A surprising amount of the legacy design is sound and worth keeping:

  • Two databases (<hub> for live CMS state, <hub>_metrics for enriched analytics). The split prevents the metrics pipeline from ever writing to anything the CMS reads in real time, with one pragmatic exception (jos_session_geo for the whoisonline map).
  • Period codes 0/1/3/12/13/14. Calendar year, month, quarter, rolling-12, fiscal year, all-time. Stable, documented, and what the UI expects.
  • rowid/colid/period/datetime/value shape of the summary tables. Denormalized and a little quirky, but the existing reporting code is built around it and the shape is documented (see usage-tables.md).
  • Daily run rhythm. Process yesterday's logs overnight; recompute summaries for the current month each run; freeze last-month at end-of-month.

Why Python (and not the abandoned Python-with-Celery-and-Redis attempt)

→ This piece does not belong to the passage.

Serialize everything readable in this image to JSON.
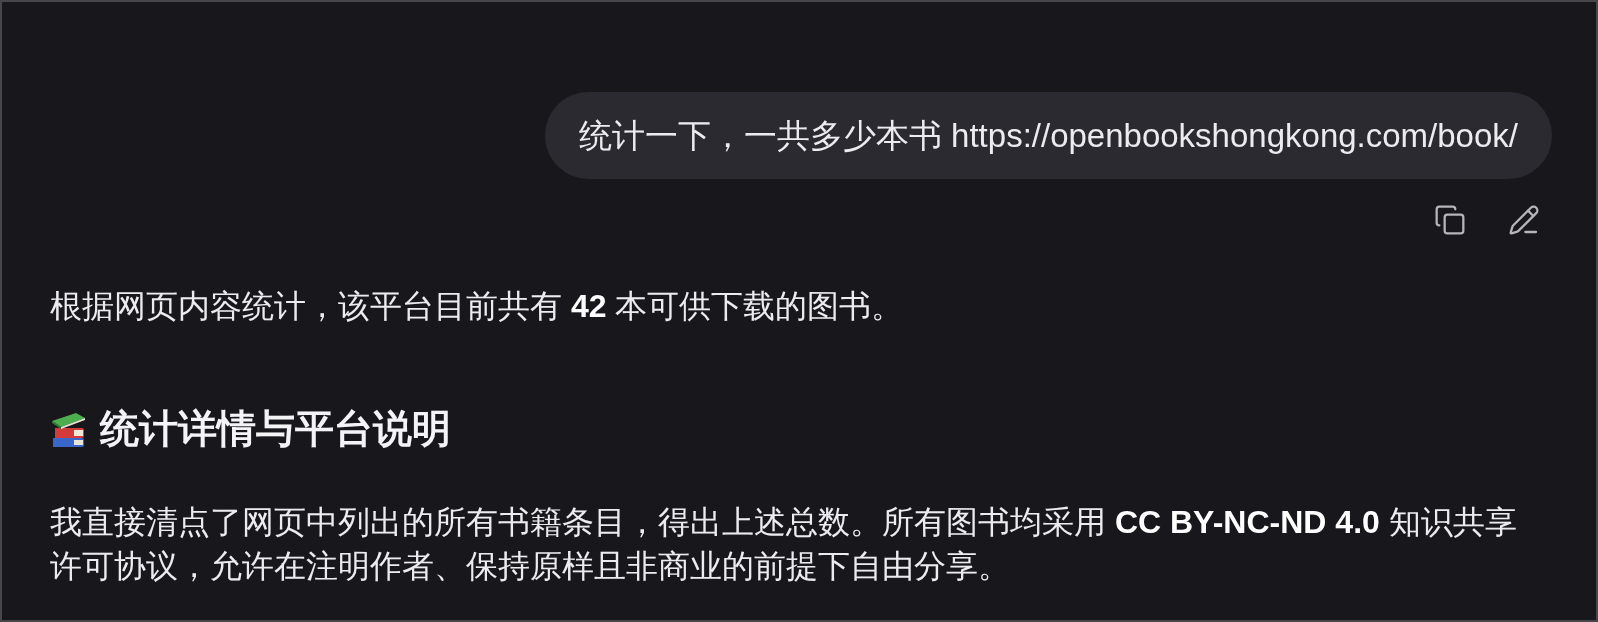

A previous attempt — hubzero-analytics, used on the largest hub — already tried to replace the legacy pipeline with Python. It introduced Celery, Redis, and a parallel Truth/Provisional/Production directory layout for log files. It never fully replaced the legacy pipeline on the hubs that adopted it (that hub still ran the original PHP/Perl fetch/import scripts in parallel) and was effectively abandoned for the open-source HUBzero distribution. See history.md for more on that.

This rewrite is deliberately the opposite shape: one file, no broker, no daemon, no background workers. The pipeline is short enough and the data volume is small enough (compared to web-scale workloads) that cron + a PID lock + a state file is a fully adequate scheduler. The complexity that doomed hubzero-analytics isn't justified by the problem.

Python over PHP/Perl was driven by:

  1. asyncio + aiodns — the single biggest performance win (DNS) was natively expressible.
  2. pymysql is straightforward, the standard library has everything else. No framework, no ORM.
  3. Operability: one file, standard argparse CLI, --dry-run mode on every mutating subcommand, structured logging to a single file. Easier to grep, easier to run in production by hand when needed.
  4. Testability: the A/B harness can call python3 hzmetrics.py import-apache file.log as easily as it can call php xlogimport_apache.php file.log. The wire-equivalence test is exactly that: same inputs, diff the database states.